Will Sally Yates drop a Flynn bombshell?
By AUSTIN WRIGHT
President Donald Trump on Monday launched a preemptive Twitter strike on Sally Yates, whose afternoon testimony on her role in the ousting of former National Security Adviser Michael Flynn is likely to cast a harsh light on the White House’s handling of his firing.
Trump urged lawmakers to ask Yates whether she was responsible for classified information about Flynn's conversations with Russia's ambassador being leaked to the news media. "Ask Sally Yates, under oath, if she knows how classified information got into the newspapers soon after she explained it to W.H. Council," Trump wrote.
He also noted that Flynn's security clearance was last renewed in 2016, under the Obama administration.
"General Flynn was given the highest security clearance by the Obama Administration - but the Fake News seldom likes talking about that," the president wrote Monday morning.
Yates is testifying before the Senate Judiciary Subcommittee on Crime and Terrorism. Her appearance will also revive another controversial episode — her own firing as acting attorney general in January, which came after she refused to defend Trump’s first travel ban targeting citizens from several Muslim-majority countries. That executive order was soon blocked by the courts.
Yates was first scheduled to appear in March before the House Intelligence Committee, but the session was canceled as relations broke down between Intelligence Chairman Devin Nunes (R-Calif.) and his committee’s Democrats, who accused him of using his post to provide political cover for the White House. The Justice Department also raised concerns about Yates’ scheduled appearance before the House panel, citing executive privilege.
Into the void stepped Sen. Lindsey Graham (R-S.C.), whose subcommittee on crime and terrorism has jurisdiction over the FBI and parts of the Justice Department. Graham is a staunch Russia hawk who has been one of the president’s fiercest Republican critics and has vowed to get to the bottom of Russia’s meddling in the presidential election and any Trump campaign ties to Moscow.
Graham said last week the White House raised no objections to Monday’s hearing with Yates. Former Director of National Intelligence James Clapper is also set to appear before the subcommittee, which will begin its hearing at 2:30 p.m.
Since the canceled March hearing, Democratic lawmakers have hinted that Yates’ testimony could be damaging for Trump; Flynn was shown the door only after it became public that he had misled his colleagues when he told them he did not discuss sanctions in pre-inauguration calls with Russia’s ambassador.

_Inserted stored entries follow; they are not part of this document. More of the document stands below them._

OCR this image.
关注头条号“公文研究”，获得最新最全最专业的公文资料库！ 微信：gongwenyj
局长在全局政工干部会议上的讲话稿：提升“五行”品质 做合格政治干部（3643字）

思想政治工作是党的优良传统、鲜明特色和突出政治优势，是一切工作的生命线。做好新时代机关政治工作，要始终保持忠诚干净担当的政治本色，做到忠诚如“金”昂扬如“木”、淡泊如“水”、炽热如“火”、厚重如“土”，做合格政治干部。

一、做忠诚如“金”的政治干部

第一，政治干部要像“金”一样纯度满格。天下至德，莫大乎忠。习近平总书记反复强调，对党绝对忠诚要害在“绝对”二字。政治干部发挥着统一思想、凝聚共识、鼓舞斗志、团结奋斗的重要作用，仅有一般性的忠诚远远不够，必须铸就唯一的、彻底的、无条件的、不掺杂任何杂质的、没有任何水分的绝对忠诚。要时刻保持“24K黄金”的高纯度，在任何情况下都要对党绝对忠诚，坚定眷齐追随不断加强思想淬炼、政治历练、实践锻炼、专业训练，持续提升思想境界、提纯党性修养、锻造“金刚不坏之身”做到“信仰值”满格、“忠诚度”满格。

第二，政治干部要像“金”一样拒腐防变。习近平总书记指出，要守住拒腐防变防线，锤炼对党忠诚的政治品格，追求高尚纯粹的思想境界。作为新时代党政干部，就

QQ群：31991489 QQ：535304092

Yates warned White House counsel Donald McGahn on Jan. 26 that there were discrepancies in Flynn’s story and that he could be vulnerable to being blackmailed by Russia. Flynn was not fired until Feb. 13.

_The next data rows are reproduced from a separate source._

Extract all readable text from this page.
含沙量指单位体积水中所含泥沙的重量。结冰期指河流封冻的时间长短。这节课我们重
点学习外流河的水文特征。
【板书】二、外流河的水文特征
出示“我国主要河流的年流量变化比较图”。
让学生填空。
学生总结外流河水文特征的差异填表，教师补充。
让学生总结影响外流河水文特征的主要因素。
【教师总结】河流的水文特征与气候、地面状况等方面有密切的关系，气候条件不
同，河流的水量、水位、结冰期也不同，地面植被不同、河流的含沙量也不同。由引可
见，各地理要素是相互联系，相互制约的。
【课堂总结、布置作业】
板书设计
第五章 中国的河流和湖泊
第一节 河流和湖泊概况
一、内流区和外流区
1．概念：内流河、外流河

In a statement after the House hearing was canceled, the panel’s top Democrat, Rep. Adam Schiff of California, said the session would have provided an opportunity for Yates “to testify about the events leading up to former National Security Advisor Flynn's firing, including his attempts to cover up his secret conversations with the Russian Ambassador.”

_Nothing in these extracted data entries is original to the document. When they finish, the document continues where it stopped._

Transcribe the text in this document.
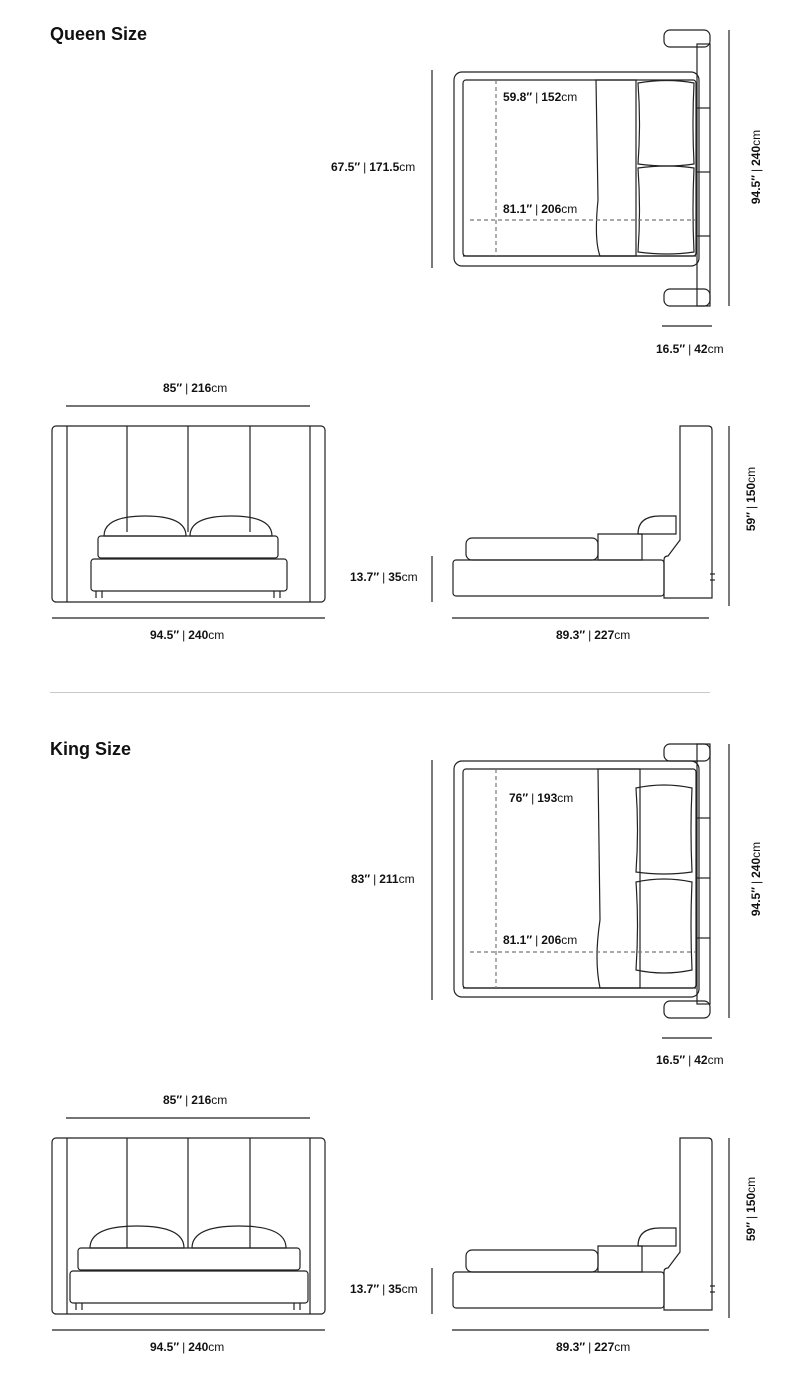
Queen Size
67.5″ | 171.5cm
59.8″ | 152cm
81.1″ | 206cm
94.5″|240cm
16.5″ | 42cm
85″ | 216cm
94.5″ | 240cm
13.7″ | 35cm
89.3″ | 227cm
59″|150cm
King Size
83″ | 211cm
76″ | 193cm
81.1″ | 206cm
94.5″|240cm
16.5″ | 42cm
85″ | 216cm
94.5″ | 240cm
13.7″ | 35cm
89.3″ | 227cm
59″|150cm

“We are aware that former AG Yates intended to speak on these matters, and sought permission to testify from the White House,” Schiff said at the time. “Whether the White House's desire to avoid a public claim of executive privilege to keep her from providing the full truth on what happened contributed to the decision to cancel today's hearing, we do not know.”
The House panel is now seeking to reschedule its Yates hearing.